When I was about 11, I went to stay at my uncle's bachelor pad in New Orleans. I think I spent the night; I can't remember. Either way, it was the coolest thing ever, because he was the coolest uncle ever and all of his nieces and nephews loved him (still do!). He took me to a catering job, took me biking in Audubon Park, and told me all about his girlfriend, who is now his wife. It was super exciting.
My uncle referred to a man using the n-word while I was there. My dad, mom, and stepdad all taught me to revile this word and to never use it because it hurts people, and I expressed that sentiment to my uncle. He said that it's just a fact that some people act like n-words, so he can use the word because no matter if it hurts people, it's still applicable. Also, since he'd never use the word when talking to a black person, it was okay, so he was never actually hurting anyone. This is, of course, ridiculous.
Thing is, I see the same thing happening every day, even now. Not my uncle, but from lots of people in the blogs and forums I read online, in conversation with friends, in news stories, etc. I'm not talking about the n-word.

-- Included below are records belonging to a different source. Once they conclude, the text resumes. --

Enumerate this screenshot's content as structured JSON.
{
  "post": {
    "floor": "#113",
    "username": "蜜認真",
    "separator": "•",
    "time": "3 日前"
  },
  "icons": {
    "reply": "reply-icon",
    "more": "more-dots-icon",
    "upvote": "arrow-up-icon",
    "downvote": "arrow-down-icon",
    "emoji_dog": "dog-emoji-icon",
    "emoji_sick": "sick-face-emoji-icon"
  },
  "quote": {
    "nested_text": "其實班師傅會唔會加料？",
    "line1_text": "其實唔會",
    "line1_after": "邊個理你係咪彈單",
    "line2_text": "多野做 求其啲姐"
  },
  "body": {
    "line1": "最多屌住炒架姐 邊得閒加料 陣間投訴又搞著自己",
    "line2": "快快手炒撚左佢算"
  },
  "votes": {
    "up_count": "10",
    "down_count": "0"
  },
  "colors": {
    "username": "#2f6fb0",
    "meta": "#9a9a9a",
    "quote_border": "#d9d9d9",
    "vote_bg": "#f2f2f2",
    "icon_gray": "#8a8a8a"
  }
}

I'm talking about the r-word.
I used to use this word to refer to people and situations that I found stupid or annoying. "Why isn't the post office open after 11 on Saturdays? That's retarded." "That retard just cut me off in traffic!" It came naturally, just something I never thought about.
One day several years ago, I thought for a second... That guy who just cut me off in traffic - to whom am I comparing him? People with mental retardation, like Down's and autism? Are they jerks? Do they deserve to be compared to this guy that just cut me off in traffic, or the dude at the post office who keeps pushing the closing hour up?
Then I had a kid with special needs. Then my special-needs kid got put in a school for kids with special needs. Every time I hear the word "retarded" used as an insult, I think about those kids, and what they'll have to go through in the future. Because sure as shootin', they'll hear their parents call someone a "retard," log it as an insult in their vocabulary, find out that the special ed kids at school are classified as mentally retarded, and start using that word to refer to those kids in an insulting manner.
I know a lot - a LOT - of you reading my blog right now use the word "retarded" in an insulting manner, because every time you use it, I cringe. I know you're not using the word purposefully to hurt people with disabilities, just that you don't think about it that way. I'm not telling you what to say, I'm just asking you to think before you say it. The next time you go to use the word, think about the etymology behind it, and who the word refers to, and who it will hurt. Just as the "n-word" hurts an entire race, the word "retarded," when used as an insult, towards ANYONE, hurts an entire class of people. The difference is, a person classified as mentally retarded generally can't stand up for himself. Many people with developmental delays can't perceive and respond to insults, but they can certainly feel pain, as can those of us who are close to them.
The next time that guy cuts you off in traffic and you want to call him "retarded," think about whom you're comparing him to. The little girl who keeps macking on Ace at school? Ace himself? That's hardly an effective insult. "Bucket of dingleberries," now there's a good one.
I would appreciate your feedback on this, particularly if you have children with special needs. How do you feel when "retard" or "retarded" are used as casual insults?